London, being one of the world’s most visited cities, is littered with signs pointing to the tourist attractions, so it would be very easy to predict what would be just around the corner. There are so many pubs in England that it would be quite difficult not to find a house that hadn’t been a pub at one point.

This is a fantasy.

Browne herself had always wanted to go to Mombasa, Kenya. When she gets there, she tells her companions not to tell her anything – she can point out major attractions and point to where famous buildings used to be. She does, much to her companions’ amazement.

Travel guides are a dime a dozen. Anyone can do the same in any major city. Now, if she had done the same in a previously undisclosed minor town, or even pointed to Joe’s Mombasa Bar round the corner, it would be easier to believe her. But no, she wants us to believe she travels across the globe, completely unprepared, only to arrive in a strange African city, knowing all about major attractions in advance. She never points out one single minor attraction, not even Joe’s Mombasa Bar…

This is a fabricated fantasy. To each, his own reasons.

“Addicted” to research?

These are the examples Browne claims prove her case, the ones strong enough to be publicised. If not even these can hold water, what about the rest of the “many thousands” of regressions? Are they as sloppily researched as the ones exposed here?

For someone who has an “addiction” to research, this is very strange indeed. Five of those recalled lives that can actually be verified, are shown to be fantasies or easily faked.

Never does Browne offer any footnotes or references to her claims. All her “evidence” is based on unverifiable anecdotes. She says: “The fact that past-life regressions heal is enough for me”. She stops investigating when it seemingly works, she never questions why, how, or if it works at all.
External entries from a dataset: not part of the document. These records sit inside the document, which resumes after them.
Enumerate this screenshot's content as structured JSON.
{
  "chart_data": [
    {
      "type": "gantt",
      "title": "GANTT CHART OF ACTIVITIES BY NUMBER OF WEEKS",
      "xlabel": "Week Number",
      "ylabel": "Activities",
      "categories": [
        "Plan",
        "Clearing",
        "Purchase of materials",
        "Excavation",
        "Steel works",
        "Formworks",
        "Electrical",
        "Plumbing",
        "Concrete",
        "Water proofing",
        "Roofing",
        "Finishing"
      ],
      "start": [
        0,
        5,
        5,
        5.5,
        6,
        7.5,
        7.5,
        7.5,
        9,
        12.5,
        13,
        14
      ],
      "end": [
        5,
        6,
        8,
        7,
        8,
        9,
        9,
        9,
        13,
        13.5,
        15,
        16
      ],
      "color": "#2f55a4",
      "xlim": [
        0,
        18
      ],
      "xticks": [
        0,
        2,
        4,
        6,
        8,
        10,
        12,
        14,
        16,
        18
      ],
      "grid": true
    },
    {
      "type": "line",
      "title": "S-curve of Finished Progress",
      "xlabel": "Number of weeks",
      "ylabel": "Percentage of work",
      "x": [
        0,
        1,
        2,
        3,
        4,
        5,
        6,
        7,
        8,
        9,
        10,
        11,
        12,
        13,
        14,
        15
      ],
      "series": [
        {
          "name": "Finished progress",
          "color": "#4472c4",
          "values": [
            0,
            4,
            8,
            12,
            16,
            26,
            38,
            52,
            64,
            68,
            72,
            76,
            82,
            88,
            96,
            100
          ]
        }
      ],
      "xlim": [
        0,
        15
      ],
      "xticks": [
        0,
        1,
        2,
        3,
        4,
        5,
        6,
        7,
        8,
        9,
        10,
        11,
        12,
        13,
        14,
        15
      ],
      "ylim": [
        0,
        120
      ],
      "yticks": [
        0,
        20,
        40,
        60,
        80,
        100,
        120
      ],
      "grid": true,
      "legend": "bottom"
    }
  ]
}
Read more about what it takes to verify these readings.

Postlude

Most past life regressions are vague and unverifiable. Those that are not, are shown to be fantasies, and often historically wrong.

Possible fraud is brushed off with arguments of the subject’s inability (or lack of reason) to lie or fantasize.

Chronological errors, like knowing a state’s name 13 years before it ever became one, or people knowing what year it is by referring to it as “B.C.”, are explained as the subject being omniscient – all-knowing. This omniscience isn’t omniscient enough to point out previously unknown historical facts.

Historical errors are simply not talked about.